The Magistae? Max was already relying on them for a lot of his normal political duties. But no; Max and the magistae were, so far as I could tell, equals in terms of their lineage. Giving the impression that this, his greatest achievement to date, was actually their achievement, would probably create more problems with his family in the long run.
So… a lot of options, but no perfect options. I was going to have to go with the most convincing and least complicated.
Sorry, Alania.
“Nevertheless,” Ed was saying, “your life is in danger. And you are important to my nephew. So if my assistance can be – ”
I feigned giving up. “Okay, look. If Instruktanto Miratova thinks I need another medical opinion, I’m sure Nonus will recommend you. But she trusts the kuracar’s abilities, and so do I. Thank you, really, for your offer. I’m relieved to know that Nonus has family ready to support us like this. I will keep it in mind.”

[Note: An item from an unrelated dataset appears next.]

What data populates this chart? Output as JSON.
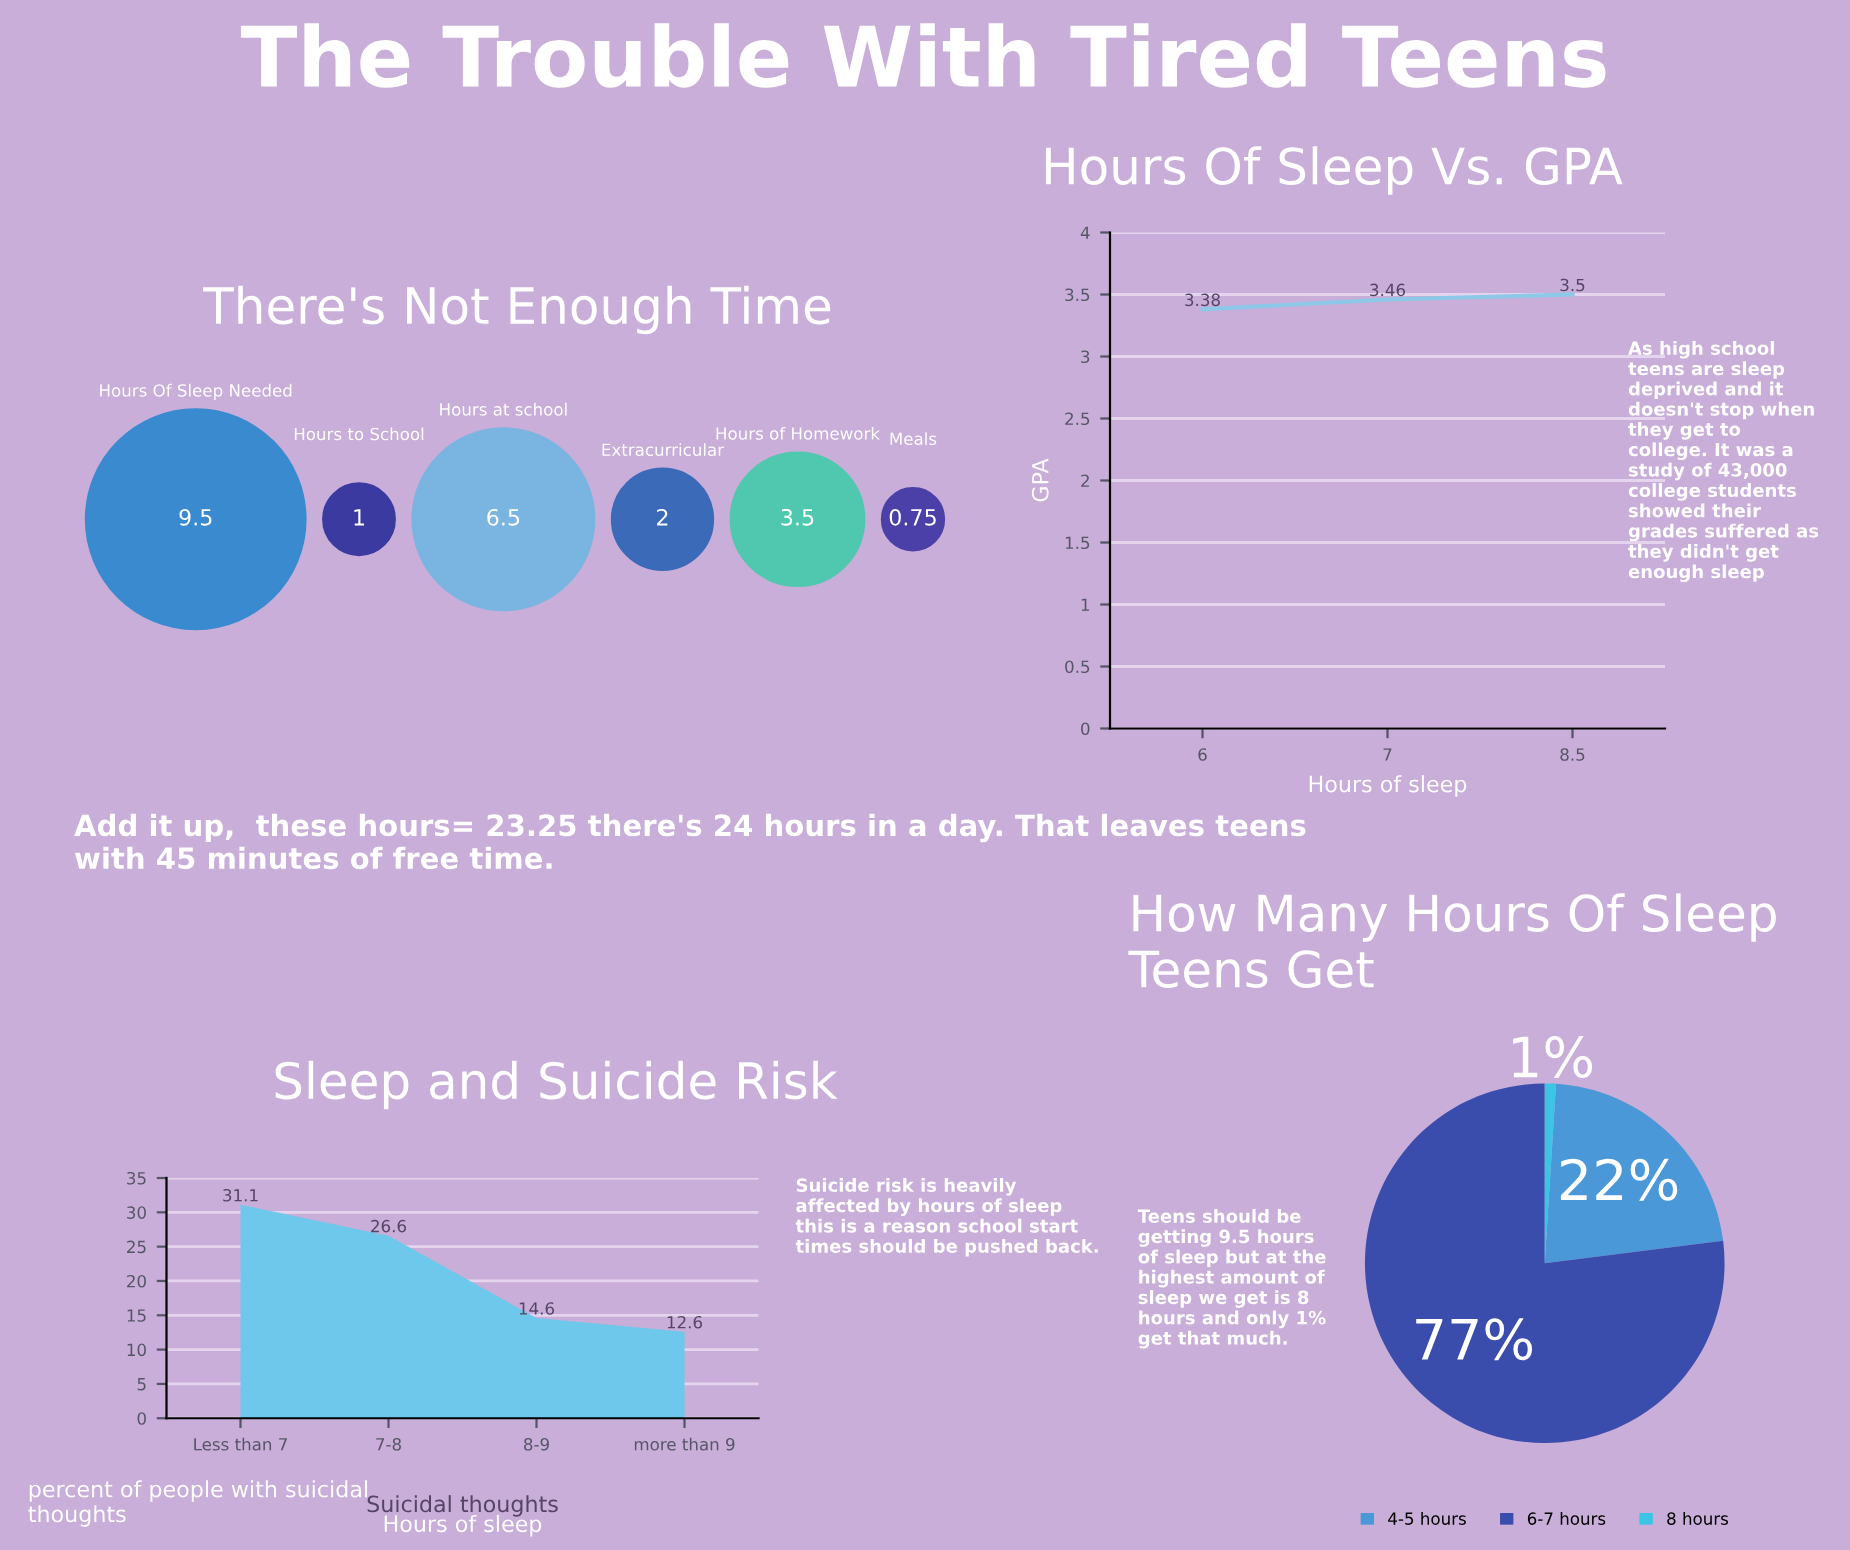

I was kind of proud of myself for that last bit, insinuating that I was taking his offer of ‘help’ for his ‘nephew’ at face value.This man wasn’t an Acanthos, and if I played his game, acting like his attempts at gathering information couched in the Acanthos family name were actually the benevolent offers of family help he was pretending they were and implying I might call in such promises later, he should back the fuck up rather than risk causing problems for the family.
It worked. Or maybe invoking Alania worked. Or maybe both. He stopped pushing, anyway.
“Indeed. Well, it was very good to meet you, Mr James,” Ed said.
“Likewise,” I lied. I turned and headed back to my room. He didn’t follow.
There, that was dealt with. For now.
Maybe I should do politics more often.